JAKARTA, CEKLISSATU - Diduga terbukti melakukan kejahatan perang saat di Afghanistan, seorang mantan tentara SAS Australia ditangkap atas dakwaan pembunuhan.


Pria berusia 41 tahun itu ditahan pada Senin di New South Wales (NSW). Diperkirakan akan didakwa dengan satu dakwaan "kejahatan perang - pembunuhan" dan akan diadili pada Senin malam, kata Polisi Federal Australia.


Pelanggaran tersebut membawa hukuman maksimal seumur hidup di penjara.
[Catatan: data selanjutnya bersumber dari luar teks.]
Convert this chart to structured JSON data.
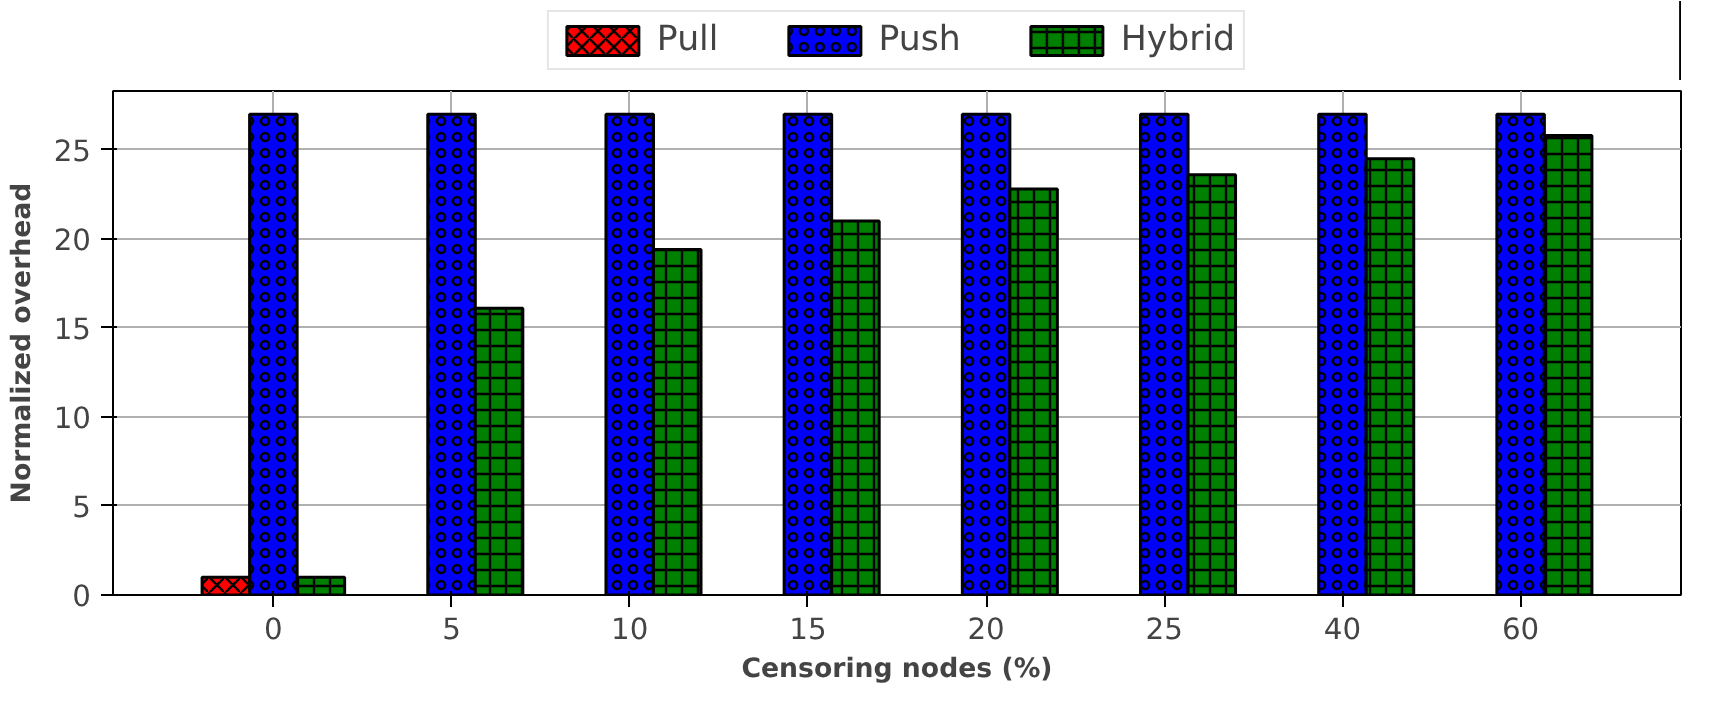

Pria yang ditangkap belum secara resmi diidentifikasi oleh pihak berwenang. Perusahaan Penyiaran Australia (ABC) mengatakan dia adalah orang yang disebut sebagai Prajurit C dalam film dokumenter ABC Four Corners tahun 2020 yang mengungkap dugaan kejahatan perang.
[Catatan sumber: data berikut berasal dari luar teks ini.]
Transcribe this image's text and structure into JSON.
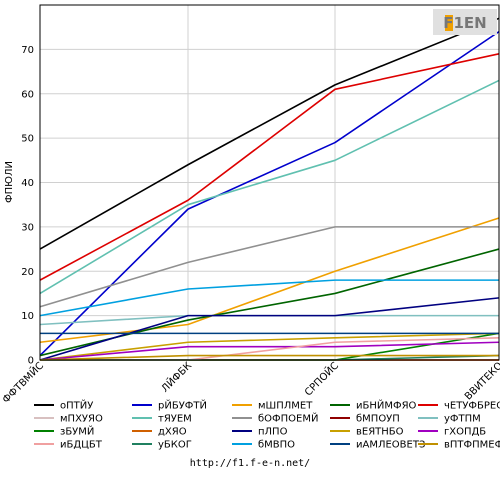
{
  "logo_text": "F1EN",
  "footer_url": "http://f1.f-e-n.net/",
  "chart_data": {
    "type": "line",
    "ylabel": "ФПЮЛИ",
    "xlabel": "",
    "ylim": [
      0,
      80
    ],
    "yticks": [
      0,
      10,
      20,
      30,
      40,
      50,
      60,
      70
    ],
    "grid": "horizontal",
    "categories": [
      "ФФТВМЙС",
      "ЛЙФБК",
      "СРПОЙС",
      "ВВИТЕКО"
    ],
    "series": [
      {
        "name": "оПТЙУ",
        "color": "#000000",
        "values": [
          25,
          44,
          62,
          77
        ]
      },
      {
        "name": "рЙБУФТЙ",
        "color": "#0000cc",
        "values": [
          1,
          34,
          49,
          74
        ]
      },
      {
        "name": "мШПЛМЕТ",
        "color": "#f0a000",
        "values": [
          4,
          8,
          20,
          32
        ]
      },
      {
        "name": "иБНЙМФЯО",
        "color": "#006400",
        "values": [
          1,
          9,
          15,
          25
        ]
      },
      {
        "name": "чЕТУФБРЕО",
        "color": "#dd0000",
        "values": [
          18,
          36,
          61,
          69
        ]
      },
      {
        "name": "мПХУЯО",
        "color": "#d8c0c0",
        "values": [
          0,
          0,
          0,
          0
        ]
      },
      {
        "name": "тЯУЕМ",
        "color": "#60c0b0",
        "values": [
          15,
          35,
          45,
          63
        ]
      },
      {
        "name": "бОФПОЕМЙ",
        "color": "#909090",
        "values": [
          12,
          22,
          30,
          30
        ]
      },
      {
        "name": "бМПОУП",
        "color": "#900000",
        "values": [
          0,
          0,
          0,
          0
        ]
      },
      {
        "name": "уФТПМ",
        "color": "#80c0c0",
        "values": [
          8,
          10,
          10,
          10
        ]
      },
      {
        "name": "зБУМЙ",
        "color": "#008000",
        "values": [
          0,
          0,
          0,
          6
        ]
      },
      {
        "name": "дХЯО",
        "color": "#d06000",
        "values": [
          0,
          0,
          0,
          0
        ]
      },
      {
        "name": "пЛПО",
        "color": "#000080",
        "values": [
          0,
          10,
          10,
          14
        ]
      },
      {
        "name": "вЕЯТНБО",
        "color": "#c8a000",
        "values": [
          0,
          4,
          5,
          6
        ]
      },
      {
        "name": "гХОПДБ",
        "color": "#a000c0",
        "values": [
          0,
          3,
          3,
          4
        ]
      },
      {
        "name": "иБДЦБТ",
        "color": "#f0a0a0",
        "values": [
          0,
          0,
          4,
          5
        ]
      },
      {
        "name": "уБКОГ",
        "color": "#208060",
        "values": [
          0,
          0,
          0,
          1
        ]
      },
      {
        "name": "бМВПО",
        "color": "#00a0e0",
        "values": [
          10,
          16,
          18,
          18
        ]
      },
      {
        "name": "иАМЛЕОВЕТЗ",
        "color": "#004080",
        "values": [
          6,
          6,
          6,
          6
        ]
      },
      {
        "name": "вПТФПМЕФП",
        "color": "#c09000",
        "values": [
          0,
          1,
          1,
          1
        ]
      }
    ]
  }
}
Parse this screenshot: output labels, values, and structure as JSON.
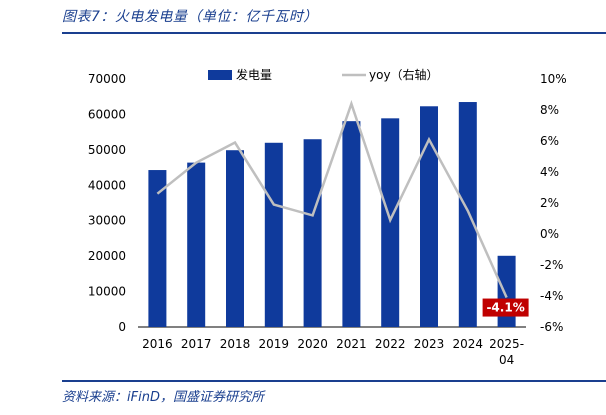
{
  "title": "图表7：火电发电量（单位：亿千瓦时）",
  "source": "资料来源：iFinD，国盛证券研究所",
  "chart_data": {
    "type": "bar",
    "categories": [
      "2016",
      "2017",
      "2018",
      "2019",
      "2020",
      "2021",
      "2022",
      "2023",
      "2024",
      "2025-04"
    ],
    "series": [
      {
        "name": "发电量",
        "type": "bar",
        "axis": "left",
        "color": "#0f3a9c",
        "values": [
          44300,
          46400,
          49900,
          52000,
          53000,
          58100,
          58900,
          62300,
          63500,
          20100
        ]
      },
      {
        "name": "yoy（右轴）",
        "type": "line",
        "axis": "right",
        "color": "#bfbfbf",
        "values": [
          2.6,
          4.6,
          5.9,
          1.9,
          1.2,
          8.4,
          0.9,
          6.1,
          1.5,
          -4.1
        ]
      }
    ],
    "left_axis": {
      "ylim": [
        0,
        70000
      ],
      "ticks": [
        "0",
        "10000",
        "20000",
        "30000",
        "40000",
        "50000",
        "60000",
        "70000"
      ]
    },
    "right_axis": {
      "ylim": [
        -6,
        10
      ],
      "ticks": [
        "-6%",
        "-4%",
        "-2%",
        "0%",
        "2%",
        "4%",
        "6%",
        "8%",
        "10%"
      ]
    },
    "annotation": {
      "text": "-4.1%",
      "color": "#c00000"
    },
    "legend_position": "top"
  }
}
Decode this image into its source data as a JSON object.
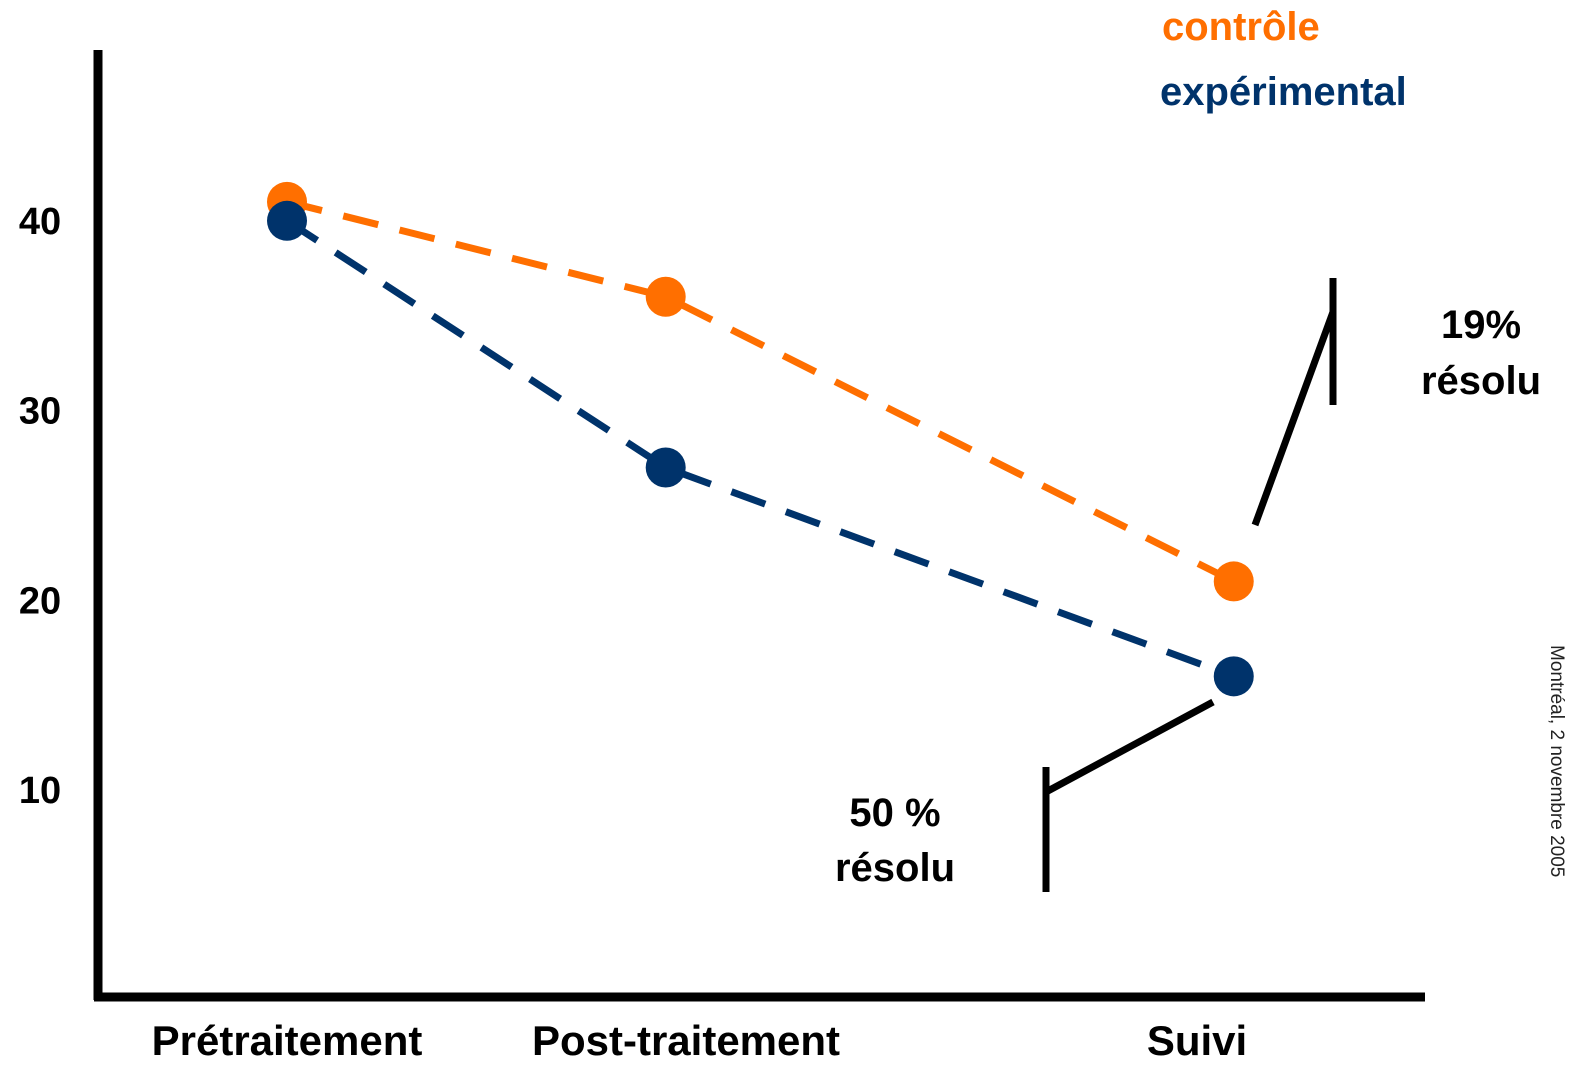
{
  "chart_data": {
    "type": "line",
    "categories": [
      "Prétraitement",
      "Post-traitement",
      "Suivi"
    ],
    "x_positions": [
      0,
      1,
      2.5
    ],
    "yticks": [
      10,
      20,
      30,
      40
    ],
    "ylim": [
      0,
      49
    ],
    "grid": false,
    "legend_position": "top-right",
    "series": [
      {
        "name": "contrôle",
        "color": "#ff6f00",
        "values": [
          41,
          36,
          21
        ]
      },
      {
        "name": "expérimental",
        "color": "#00336b",
        "values": [
          40,
          27,
          16
        ]
      }
    ],
    "annotations": [
      {
        "line1": "19%",
        "line2": "résolu",
        "series": "contrôle"
      },
      {
        "line1": "50 %",
        "line2": "résolu",
        "series": "expérimental"
      }
    ]
  },
  "footer": {
    "text": "Montréal, 2 novembre 2005"
  }
}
Rekaman menunjukkan Tentara C menembak seorang pria Afghanistan di ladang gandum di Provinsi Uruzgan di Afghanistan selatan pada tahun 2012.


Dikatakan 19 tentara atau mantan pasukan khusus harus diselidiki oleh polisi atas pembunuhan "tahanan, petani atau warga sipil" dari 2009 hingga 2013.


Investigasi dilakukan oleh Office of the Special Investigator (OSI), badan yang dibentuk untuk menyelidiki dugaan kejahatan perang setelah penyelidikan selama empat tahun yang dipimpin oleh mayor jenderal Cadangan Angkatan Darat dan hakim Mahkamah Agung NSW Paul Brereton.